Título: Crescimento e o papel do Estado
Autor: Dionísio Dias Carneiro
Fonte: O Estado de São Paulo, 03/03/2006, Economia & Negócios, p. B2

O crescimento de 2,3% do produto interno bruto (PIB) em 2005 atrapalha Lula. Depois de reconquistar o apoio dos seus eleitores tradicionais, gostaria de mostrar que cumpriu a promessa de entregar um crescimento maior do que o de seu antecessor. Não conseguiu. Nem por isso a tarefa da oposição ficou mais fácil. Os empresários ainda têm expectativa de que algum candidato ofereça um caminho para o crescimento nos próximos anos superior ao dos últimos dez anos. A solução envolve o que se deve esperar do Estado.

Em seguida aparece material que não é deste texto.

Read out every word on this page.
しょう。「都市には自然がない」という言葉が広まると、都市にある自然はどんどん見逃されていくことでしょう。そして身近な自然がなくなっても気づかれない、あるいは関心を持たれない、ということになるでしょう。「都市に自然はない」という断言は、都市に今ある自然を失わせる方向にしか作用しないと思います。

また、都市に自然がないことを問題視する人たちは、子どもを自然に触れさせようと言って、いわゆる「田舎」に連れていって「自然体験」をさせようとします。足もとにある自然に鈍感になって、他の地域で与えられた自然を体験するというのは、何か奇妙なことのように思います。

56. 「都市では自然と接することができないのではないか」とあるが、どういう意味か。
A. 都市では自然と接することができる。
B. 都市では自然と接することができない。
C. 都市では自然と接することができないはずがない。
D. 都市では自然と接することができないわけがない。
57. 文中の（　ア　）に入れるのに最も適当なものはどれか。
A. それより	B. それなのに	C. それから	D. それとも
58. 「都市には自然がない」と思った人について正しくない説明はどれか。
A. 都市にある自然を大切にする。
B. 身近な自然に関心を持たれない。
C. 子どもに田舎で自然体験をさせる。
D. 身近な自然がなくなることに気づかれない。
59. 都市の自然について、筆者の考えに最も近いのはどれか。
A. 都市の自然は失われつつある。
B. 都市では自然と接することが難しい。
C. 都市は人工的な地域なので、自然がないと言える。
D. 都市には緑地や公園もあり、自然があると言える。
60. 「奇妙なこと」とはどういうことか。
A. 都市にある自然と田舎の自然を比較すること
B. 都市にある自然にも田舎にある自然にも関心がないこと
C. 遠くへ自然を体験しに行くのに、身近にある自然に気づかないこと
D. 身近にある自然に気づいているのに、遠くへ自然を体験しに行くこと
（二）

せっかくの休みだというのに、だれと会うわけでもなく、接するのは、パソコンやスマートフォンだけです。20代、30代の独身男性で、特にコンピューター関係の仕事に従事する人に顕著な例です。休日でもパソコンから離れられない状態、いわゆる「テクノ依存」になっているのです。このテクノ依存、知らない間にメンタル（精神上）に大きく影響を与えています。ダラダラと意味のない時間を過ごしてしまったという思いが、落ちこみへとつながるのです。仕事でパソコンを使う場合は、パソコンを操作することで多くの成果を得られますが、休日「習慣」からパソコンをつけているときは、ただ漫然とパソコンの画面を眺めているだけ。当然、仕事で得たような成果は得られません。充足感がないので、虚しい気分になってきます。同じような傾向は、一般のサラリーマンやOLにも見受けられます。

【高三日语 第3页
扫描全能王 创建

A expansão do PIB relativa ao mesmo trimestre do ano anterior seguia a dinâmica do PIB industrial: vinha em desaceleração desde o pico de 5,29%, atingido no terceiro trimestre de 2004, até 0,74%, no terceiro trimestre de 2005. A recuperação do fim do ano, de 1,34%, é fraca e ganha conteúdo político. A partir de setembro, quando a política de limitar os danos isolou o presidente dos erros "humanos" de seus auxiliares e correligionários, os resultados distributivos ajudaram a recuperar o apoio ao governo. A pressão interna sobre a política macroeconômica passou a ser dirigida para abrir espaço para os gastos visíveis, que atingiam o bolso dos eleitores, e não para os 50 projetos coordenados pelo antigo ministro-chefe da Casa Civil, que não geraram votos. Se houvesse uma recuperação maior do PIB, ganharia fôlego o prestígio de Lula entre os empresários, em plena celebração de seu favoritismo nas pesquisas.

O resultado é que a oposição tem a seu favor a impaciência com a política macroeconômica de curto prazo. O endividamento das famílias permitiu o crescimento dos gastos privados de consumo; a maior facilidade de financiamento externo e a valorização do real facilitaram o aumento dos gastos de capital. Mas fica difícil o presidente escrever uma nova Carta aos Brasileiros prometendo mais do mesmo. Seu eleitorado tradicional beneficiou-se das transferências, mas estas oneram o crescimento da oferta e não conquistam os empresários, que sofreram com a inoperância do governo em áreas que afetam o investimento.

A demanda está em crescimento, mas a continuidade da queda de juros, a ampliação do crédito doméstico e o prolongamento da fase de expansão cíclica da economia internacional não garantem que uma nova capacidade produtiva seja criada. Todos os candidatos gostariam de trazer de volta os anos dourados do crescimento econômico do pós-guerra à grande inflação. Como o próximo governo pode tornar crível que suas promessas de maior crescimento não sejam apenas um retorno ao estatismo do passado?

A fonte das ilusões, em todos os partidos, é o diagnóstico de que tanto Lula quanto FHC "escolheram crescer menos, conferindo maior importância à inflação". De tão repetida, essa falsidade induz à idéia de que há um menu disponível de trajetórias de crescimento e inflação, e que basta o presidente ordenar mais despesa ao Tesouro e mais crédito barato ao Banco Central, uma idéia dos anos 50 e 60 que a macroeconomia dos últimos 30 anos mostrou estar superada. Os governos, todos os dias, influenciam as decisões privadas que determinam a capacidade produtiva a longo prazo; mas estas são pouco afetadas pelo que ocorre num trimestre. Aumentar a poupança e o investimento produtivo não gera jingles de campanha.

Há, assim, um hiato entre o que os candidatos buscam e o que precisam fazer para estimular a geração de valor, que ocorre no setor privado e não no Estado. E falta compreensão sobre os papéis que cabem ao Estado: construir um ambiente em que os ordenamentos e as restrições institucionais estimulem a criatividade e a iniciativa; promover um sistema tributário favorável à transformação de idéias e de tecnologia em emprego produtivo; estimular a poupança de longo prazo e seu uso produtivo, deixando baixas a volatilidade da inflação e a vulnerabilidade do emprego. O primeiro papel é simbólico nas economias de mercado, que precisam da ordem econômica para prosperar. O segundo sinaliza estímulos reais para a expansão da oferta. O terceiro papel anuncia um imaginário sobre o futuro, capaz de integrar os planos de consumo das famílias e de investimentos produtivos das empresas em horizontes temporais que ultrapassem os ritmos das flutuações de curto prazo, sobre as quais as políticas de demanda podem influir. Retomarei este tema no próximo artigo.